Assistant District Attorney Kristen Fedden said that they doubted the discussion with Jackson happened.
O'Neill blocked Jackson from testifying at the first trial because he said her testimony would be hearsay. Prosecutors want him to do the same for the retrial.
Prosecutors say the theory that Constand wanted to set up Cosby is undermined by the comedian's testimony in a 2005 deposition that she only visited his home when invited and that he gave her pills without her asking for them.
Prosecutors also argued the settlement is irrelevant to the criminal case, but that if it is allowed in, jurors should also hear about negotiations that led to the settlement.
Assistant District Attorney Stewart Ryan contended that Cosby's negotiators initially asked that he be released from any criminal liability and tried to bar Constand from cooperating with law enforcement. He said that amounted to obstruction of justice.
"Those things are inconsistent with a person who believes he's innocent," Ryan said.
Judge's wife
Thursday's hearing started with arguments over the judge's wife, Deborah O'Neill, a psychotherapist who coordinates a team that cares and advocates for student sexual assault victims.
O'Neill said that the donation cited by Cosby's lawyers didn't involve her money or their joint assets.
"How are my wife's independent views of an independent woman connected to me?" O'Neill said. "She's an independent woman and has the right to be involved in anything that she believes in."

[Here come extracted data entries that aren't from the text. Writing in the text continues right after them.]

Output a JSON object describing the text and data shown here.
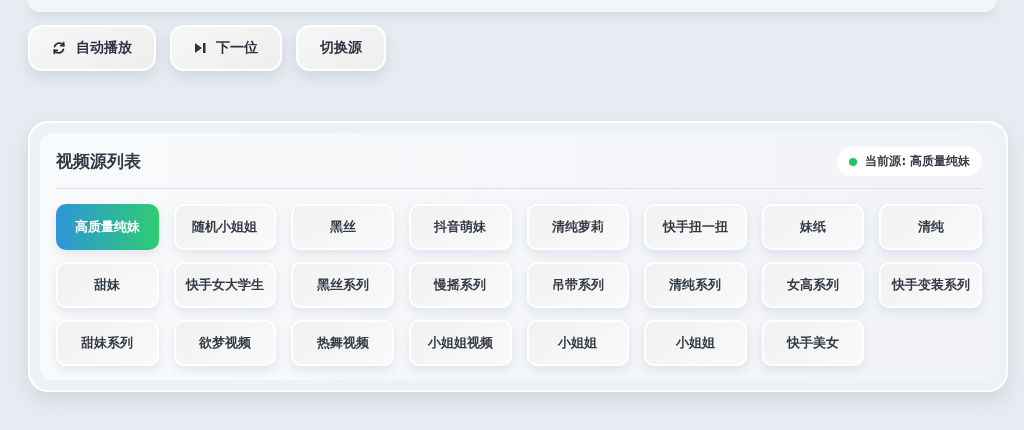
{
  "toolbar": [
    {
      "kind": "autoplay",
      "label": "自动播放"
    },
    {
      "kind": "next",
      "label": "下一位"
    },
    {
      "kind": "plain",
      "label": "切换源"
    }
  ],
  "source_list": {
    "title": "视频源列表",
    "current": {
      "label": "当前源: 高质量纯妹",
      "color": "#22c55e"
    },
    "items": [
      {
        "label": "高质量纯妹",
        "selected": true
      },
      {
        "label": "随机小姐姐",
        "selected": false
      },
      {
        "label": "黑丝",
        "selected": false
      },
      {
        "label": "抖音萌妹",
        "selected": false
      },
      {
        "label": "清纯萝莉",
        "selected": false
      },
      {
        "label": "快手扭一扭",
        "selected": false
      },
      {
        "label": "妹纸",
        "selected": false
      },
      {
        "label": "清纯",
        "selected": false
      },
      {
        "label": "甜妹",
        "selected": false
      },
      {
        "label": "快手女大学生",
        "selected": false
      },
      {
        "label": "黑丝系列",
        "selected": false
      },
      {
        "label": "慢摇系列",
        "selected": false
      },
      {
        "label": "吊带系列",
        "selected": false
      },
      {
        "label": "清纯系列",
        "selected": false
      },
      {
        "label": "女高系列",
        "selected": false
      },
      {
        "label": "快手变装系列",
        "selected": false
      },
      {
        "label": "甜妹系列",
        "selected": false
      },
      {
        "label": "欲梦视频",
        "selected": false
      },
      {
        "label": "热舞视频",
        "selected": false
      },
      {
        "label": "小姐姐视频",
        "selected": false
      },
      {
        "label": "小姐姐",
        "selected": false
      },
      {
        "label": "小姐姐",
        "selected": false
      },
      {
        "label": "快手美女",
        "selected": false
      }
    ]
  }
}
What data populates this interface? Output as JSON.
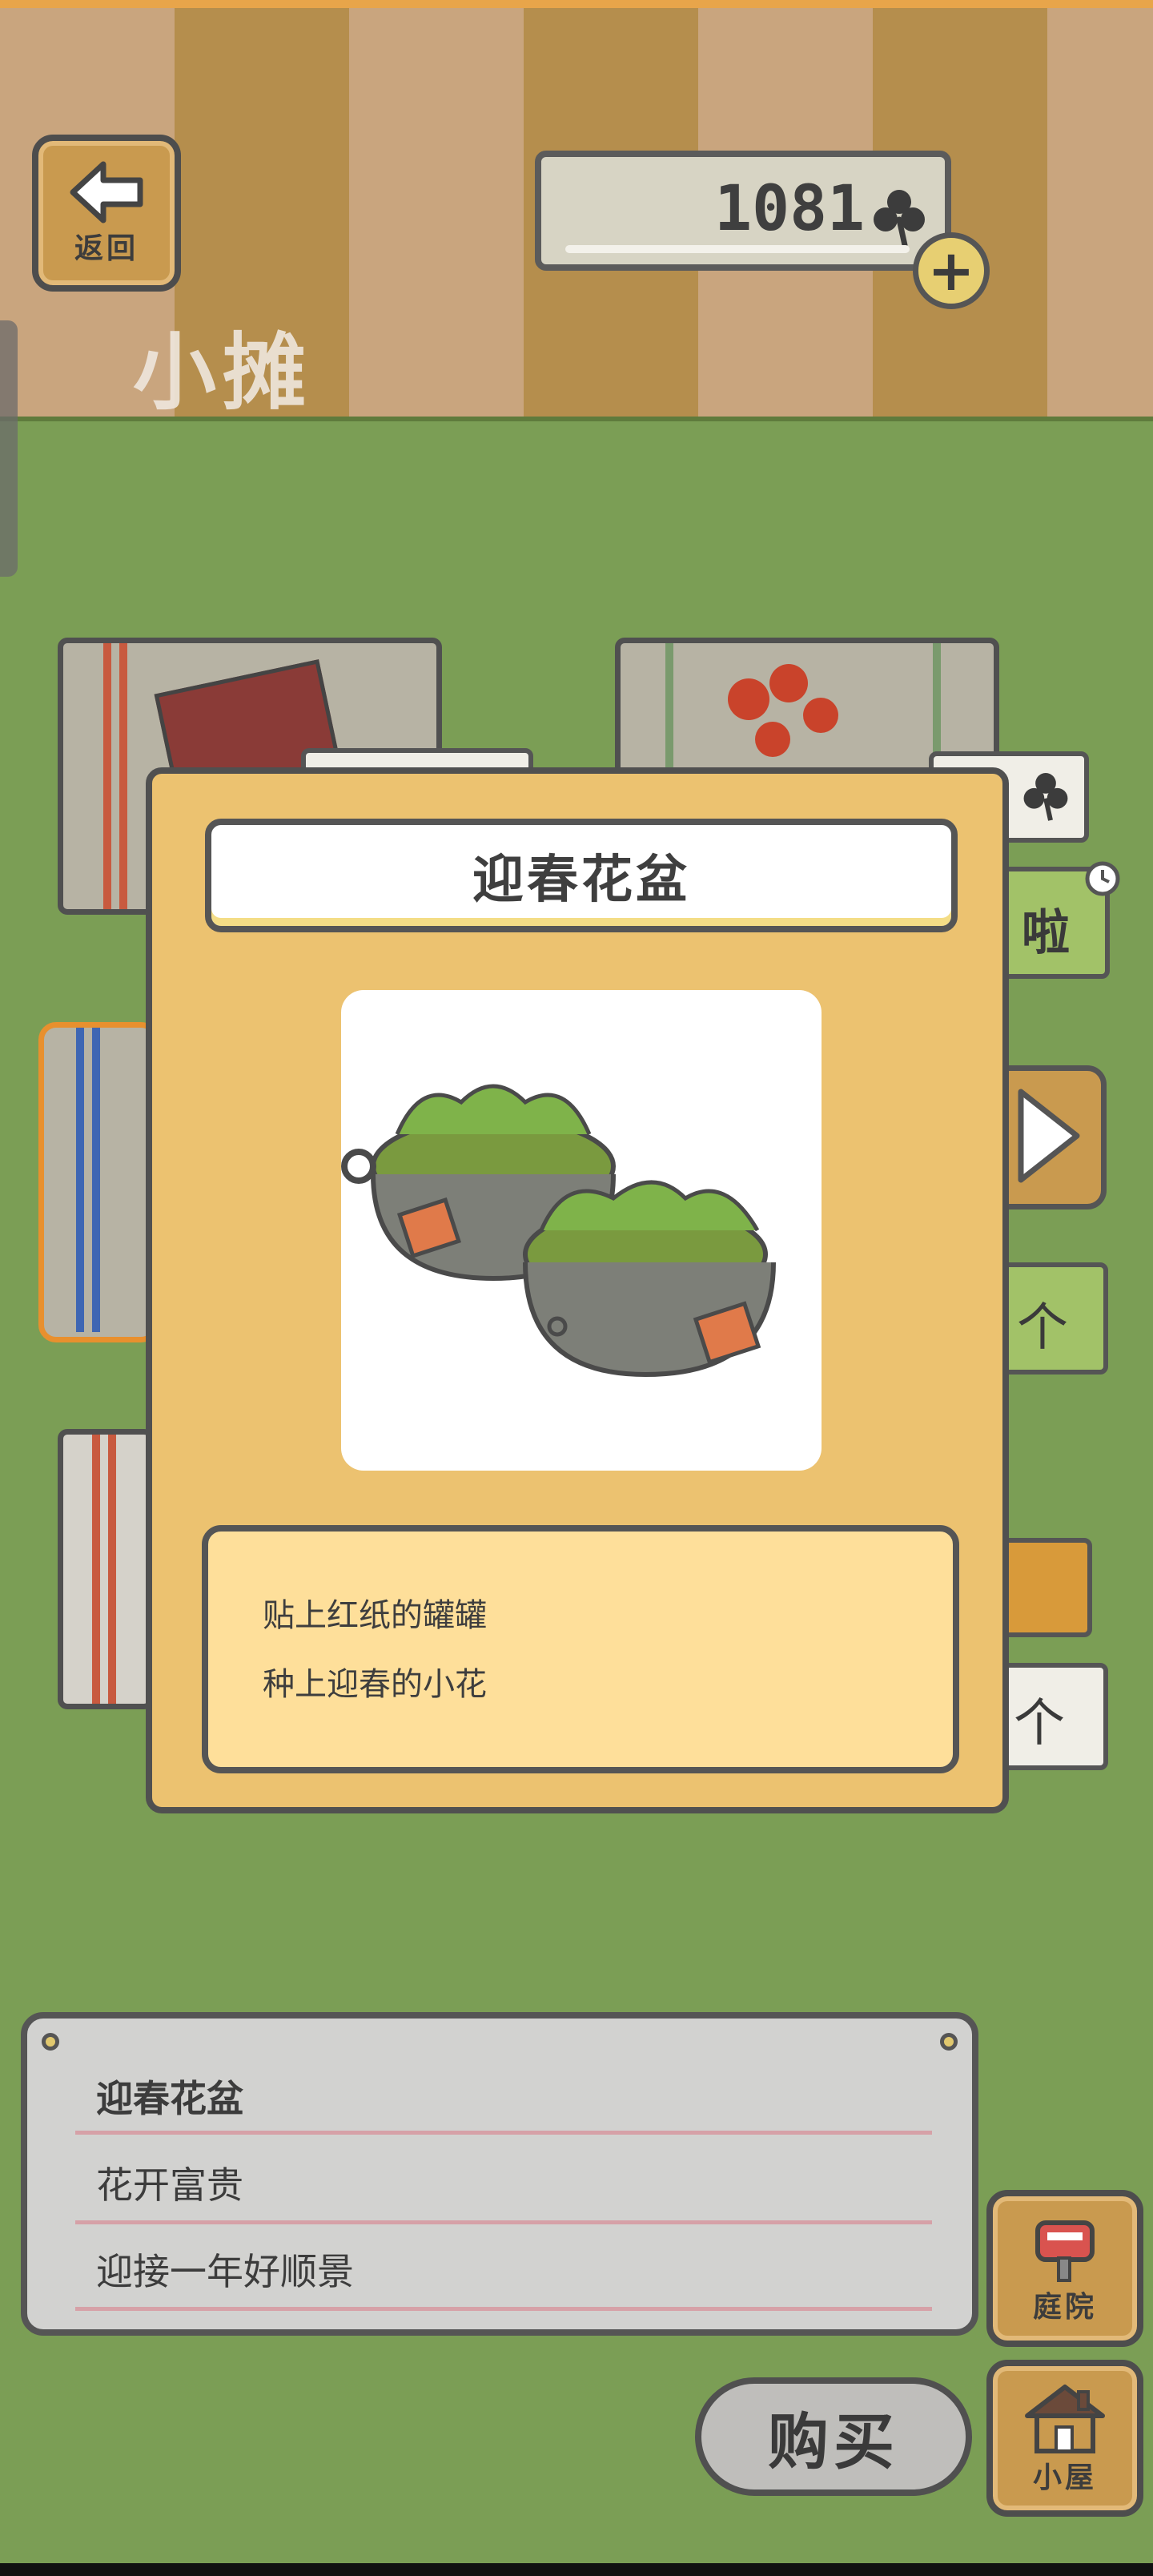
{
  "header": {
    "back_label": "返回",
    "shop_title": "小摊",
    "clover_count": "1081",
    "add_label": "+"
  },
  "background_tags": {
    "tag_1": "啦",
    "tag_2": "个",
    "tag_3": "个"
  },
  "modal": {
    "title": "迎春花盆",
    "description": [
      "贴上红纸的罐罐",
      "种上迎春的小花"
    ]
  },
  "info_board": {
    "item_name": "迎春花盆",
    "line_1": "花开富贵",
    "line_2": "迎接一年好顺景"
  },
  "nav": {
    "yard_label": "庭院",
    "house_label": "小屋",
    "buy_label": "购买"
  },
  "icons": [
    "arrow-left-icon",
    "clover-icon",
    "plus-icon",
    "clock-icon",
    "sparkle-icon",
    "play-arrow-icon",
    "mailbox-icon",
    "house-icon"
  ]
}
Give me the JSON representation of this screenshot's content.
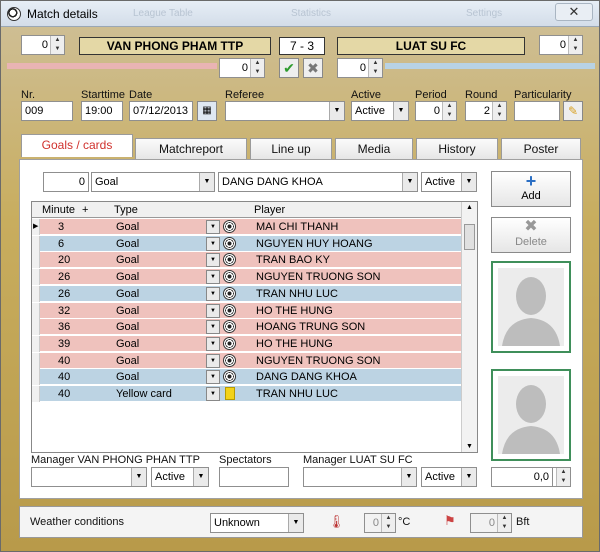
{
  "window": {
    "title": "Match details",
    "ghost_tabs": [
      "League Table",
      "Statistics",
      "Settings"
    ],
    "close": "✕"
  },
  "match": {
    "home_points": "0",
    "away_points": "0",
    "home_team": "VAN PHONG PHAM TTP",
    "away_team": "LUAT SU FC",
    "score": "7  - 3",
    "home_extra": "0",
    "away_extra": "0"
  },
  "header": {
    "nr_label": "Nr.",
    "nr": "009",
    "start_label": "Starttime",
    "start": "19:00",
    "date_label": "Date",
    "date": "07/12/2013",
    "referee_label": "Referee",
    "referee": "",
    "active_label": "Active",
    "active": "Active",
    "period_label": "Period",
    "period": "0",
    "round_label": "Round",
    "round": "2",
    "particularity_label": "Particularity",
    "particularity": ""
  },
  "tabs": [
    "Goals / cards",
    "Matchreport",
    "Line up",
    "Media",
    "History",
    "Poster"
  ],
  "filter": {
    "number": "0",
    "type": "Goal",
    "player": "DANG DANG KHOA",
    "status": "Active"
  },
  "buttons": {
    "add": "Add",
    "delete": "Delete"
  },
  "grid": {
    "headers": {
      "minute": "Minute",
      "plus": "+",
      "type": "Type",
      "player": "Player"
    },
    "rows": [
      {
        "minute": "3",
        "type": "Goal",
        "player": "MAI CHI THANH",
        "team": "home",
        "icon": "ball-icon"
      },
      {
        "minute": "6",
        "type": "Goal",
        "player": "NGUYEN HUY HOANG",
        "team": "away",
        "icon": "ball-icon"
      },
      {
        "minute": "20",
        "type": "Goal",
        "player": "TRAN BAO KY",
        "team": "home",
        "icon": "ball-icon"
      },
      {
        "minute": "26",
        "type": "Goal",
        "player": "NGUYEN TRUONG SON",
        "team": "home",
        "icon": "ball-icon"
      },
      {
        "minute": "26",
        "type": "Goal",
        "player": "TRAN NHU LUC",
        "team": "away",
        "icon": "ball-icon"
      },
      {
        "minute": "32",
        "type": "Goal",
        "player": "HO THE HUNG",
        "team": "home",
        "icon": "ball-icon"
      },
      {
        "minute": "36",
        "type": "Goal",
        "player": "HOANG TRUNG SON",
        "team": "home",
        "icon": "ball-icon"
      },
      {
        "minute": "39",
        "type": "Goal",
        "player": "HO THE HUNG",
        "team": "home",
        "icon": "ball-icon"
      },
      {
        "minute": "40",
        "type": "Goal",
        "player": "NGUYEN TRUONG SON",
        "team": "home",
        "icon": "ball-icon"
      },
      {
        "minute": "40",
        "type": "Goal",
        "player": "DANG DANG KHOA",
        "team": "away",
        "icon": "ball-icon"
      },
      {
        "minute": "40",
        "type": "Yellow card",
        "player": "TRAN NHU LUC",
        "team": "away",
        "icon": "yellow-card-icon"
      }
    ]
  },
  "bottom": {
    "home_manager_label": "Manager VAN PHONG PHAN TTP",
    "home_manager": "",
    "home_manager_status": "Active",
    "spectators_label": "Spectators",
    "spectators": "",
    "away_manager_label": "Manager LUAT SU FC",
    "away_manager": "",
    "away_manager_status": "Active",
    "rating": "0,0"
  },
  "weather": {
    "label": "Weather conditions",
    "value": "Unknown",
    "temp": "0",
    "temp_unit": "°C",
    "wind": "0",
    "wind_unit": "Bft"
  },
  "colors": {
    "home_row": "#efc2bd",
    "away_row": "#bcd3e3",
    "active_tab_text": "#d0312d"
  }
}
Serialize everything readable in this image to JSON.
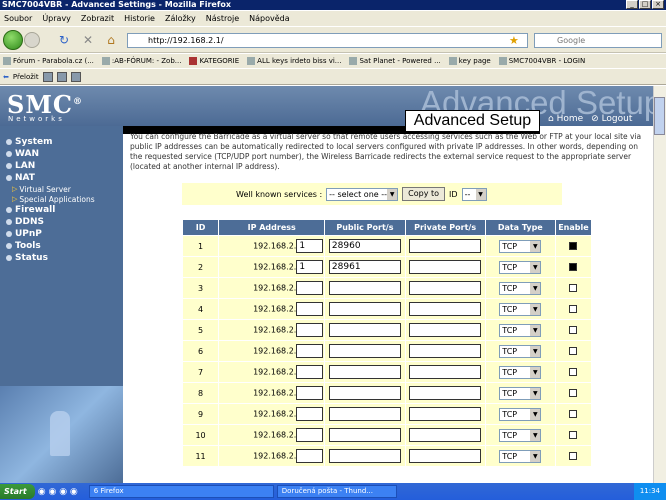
{
  "window": {
    "title": "SMC7004VBR - Advanced Settings - Mozilla Firefox"
  },
  "menu": [
    "Soubor",
    "Úpravy",
    "Zobrazit",
    "Historie",
    "Záložky",
    "Nástroje",
    "Nápověda"
  ],
  "nav": {
    "url": "http://192.168.2.1/",
    "search_placeholder": "Google"
  },
  "bookmarks": [
    "Fórum - Parabola.cz (...",
    ":AB-FÓRUM: - Zob...",
    "KATEGORIE",
    "ALL keys irdeto biss vi...",
    "Sat Planet - Powered ...",
    "key page",
    "SMC7004VBR - LOGIN"
  ],
  "toolbar2": {
    "translate_label": "Přeložit"
  },
  "router": {
    "logo": "SMC",
    "logo_reg": "®",
    "logo_sub": "Networks",
    "banner": "Advanced Setup",
    "page_title": "Advanced Setup",
    "home_link": "Home",
    "logout_link": "Logout",
    "sidebar": [
      {
        "label": "System"
      },
      {
        "label": "WAN"
      },
      {
        "label": "LAN"
      },
      {
        "label": "NAT",
        "sub": [
          "Virtual Server",
          "Special Applications"
        ]
      },
      {
        "label": "Firewall"
      },
      {
        "label": "DDNS"
      },
      {
        "label": "UPnP"
      },
      {
        "label": "Tools"
      },
      {
        "label": "Status"
      }
    ],
    "intro": "You can configure the Barricade as a virtual server so that remote users accessing services such as the Web or FTP at your local site via public IP addresses can be automatically redirected to local servers configured with private IP addresses. In other words, depending on the requested service (TCP/UDP port number), the Wireless Barricade redirects the external service request to the appropriate server (located at another internal IP address).",
    "well_known_label": "Well known services :",
    "well_known_select": "-- select one --",
    "copy_button": "Copy to",
    "id_label": "ID",
    "id_select": "--",
    "table": {
      "headers": [
        "ID",
        "IP Address",
        "Public Port/s",
        "Private Port/s",
        "Data Type",
        "Enable"
      ],
      "ip_prefix": "192.168.2.",
      "rows": [
        {
          "id": "1",
          "ip": "1",
          "public": "28960",
          "private": "",
          "type": "TCP",
          "enabled": true
        },
        {
          "id": "2",
          "ip": "1",
          "public": "28961",
          "private": "",
          "type": "TCP",
          "enabled": true
        },
        {
          "id": "3",
          "ip": "",
          "public": "",
          "private": "",
          "type": "TCP",
          "enabled": false
        },
        {
          "id": "4",
          "ip": "",
          "public": "",
          "private": "",
          "type": "TCP",
          "enabled": false
        },
        {
          "id": "5",
          "ip": "",
          "public": "",
          "private": "",
          "type": "TCP",
          "enabled": false
        },
        {
          "id": "6",
          "ip": "",
          "public": "",
          "private": "",
          "type": "TCP",
          "enabled": false
        },
        {
          "id": "7",
          "ip": "",
          "public": "",
          "private": "",
          "type": "TCP",
          "enabled": false
        },
        {
          "id": "8",
          "ip": "",
          "public": "",
          "private": "",
          "type": "TCP",
          "enabled": false
        },
        {
          "id": "9",
          "ip": "",
          "public": "",
          "private": "",
          "type": "TCP",
          "enabled": false
        },
        {
          "id": "10",
          "ip": "",
          "public": "",
          "private": "",
          "type": "TCP",
          "enabled": false
        },
        {
          "id": "11",
          "ip": "",
          "public": "",
          "private": "",
          "type": "TCP",
          "enabled": false
        }
      ]
    }
  },
  "taskbar": {
    "start": "Start",
    "items": [
      "6 Firefox",
      "Doručená pošta - Thund..."
    ],
    "clock": "11:34"
  }
}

O'Neill said Thursday that Cosby's former attorneys raised the prospect of having him step aside in December 2016, but never followed through. He added that he could have rejected the recusal request simply because Cosby's attorneys waited too long to ask.
He said they were aware of Deborah O'Neill's work as far back as December 2016, but that they waited until getting several adverse rulings just before retrial to raise it as an issue.
O'Neill spoke glowingly about his wife and said it was difficult to have her accomplishments "trivialized" in a legal motion. He said Cosby's attorneys had presented an antiquated view of marriage in which spouses must agree on everything.
Cosby's attorneys could still appeal O'Neill's decision to allow the other accusers to testify to the state's Supreme Court.
Constand phone call
The pretrial hearing will continue Friday, including for arguments over whether jurors can hear about a 2005 phone call in which Constand says she told her mother about the alleged assault for the first time.
O'Neill agreed Thursday that the trial wouldn't start until at least April 9 and that the jury chosen from suburban Montgomery County would be sequestered in a local hotel.
The AP does not typically identify people who say they are victims of sexual assault unless they grant permission, which Constand has done.